As we've seen already with Mozilla's feedback over the weekend, the primary cost for the implementation reports is going to be reviewing the tests for accuracy, not actually running them. I believe the benefit to changing some percentage of them to ref tests is only incremental and will cause an overall delay. Please note too: the test suite has been complete since January, so I was surprised (again, I'm new to the group, so forgive my surprise) that the group would want to start this work now, when we are literally just weeks from being done.

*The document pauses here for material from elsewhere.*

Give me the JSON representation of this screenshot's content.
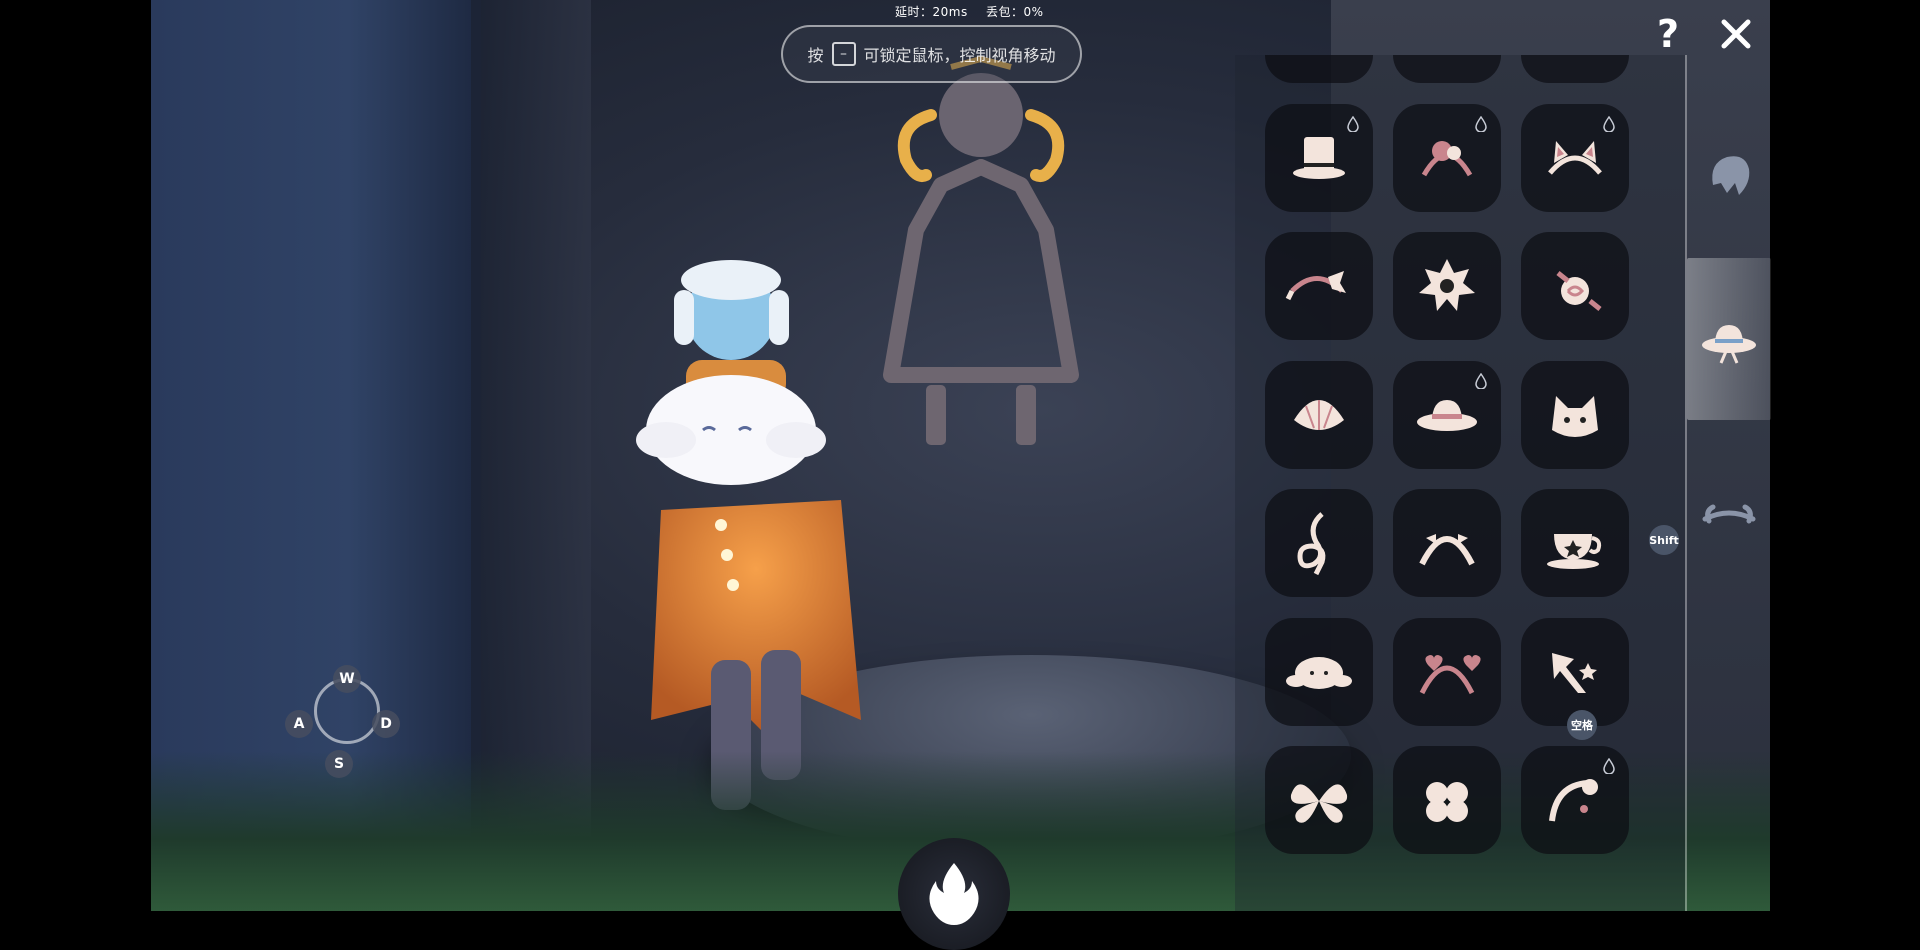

> >> If there are no additional changes coming, it seems like reftesting
> >> ~8% of the suite isn't worth the cost/benefit analysis. Maybe I'm
> >> missing something, but I also think that each Vendor will want to run
> >> these tests manually anyway in order to verify your references.
> >
> > I think the vendors with reftest infrastructure will check that the
> > reference renders correctly, and then let the reftest infrastructure
> > run the tests. And then fill in the rest of the implementation reports
> > manually.
> 
> Indeed. (As it is now, I would expect both ourselves and Microsoft who
> already have the tests in our regression tracking systems to produce an
> implementation result from that; the only real difference is moving the
> verification of the screenshots to being automated).
> 
> >> That feels like not only a 0 sum gain, but in reality extra work for
> >> everyone as we are approaching the end to CSS2.1 (which I what I
> >> believe we all want - to be done and moving on with CSS3).
> >>
> >> Please verify, I may just be misunderstanding the expectations here.
> >
> > If Geoffrey is putting in the time to create references for tests,
> > that will reduce the amount of work in creating and updating
> > implementation reports. It might make the difference between getting
> > an implementation report from Mozilla and not getting one.
> 
> In our case, it will make the difference between us producing an
> implementation for a single shipping browser/platform combination (i.e.,
> Opera Desktop on Windows XP) or for multiple platforms, which may
> become relevant for things such as font-weight which are not implemented
> per spec in the majority of browsers on Windows.
> 
> Finally, can I reiterate what was said at the F2F: we're willing to help
> automate some of the testsuite, but we can't commit the resources to
> automate it all ourselves. Any help from anyone else would be appreciated.
> David Singer said he'd try and nag some people into helping; this would be
> much appreciated if the nagging succeeded. :)
> 
> --
> Geoffrey Sneddon - Opera Software
> <http://gsnedders.com>
> <http://opera.com>
Received on Monday, 20 September 2010 16:29:25 UTC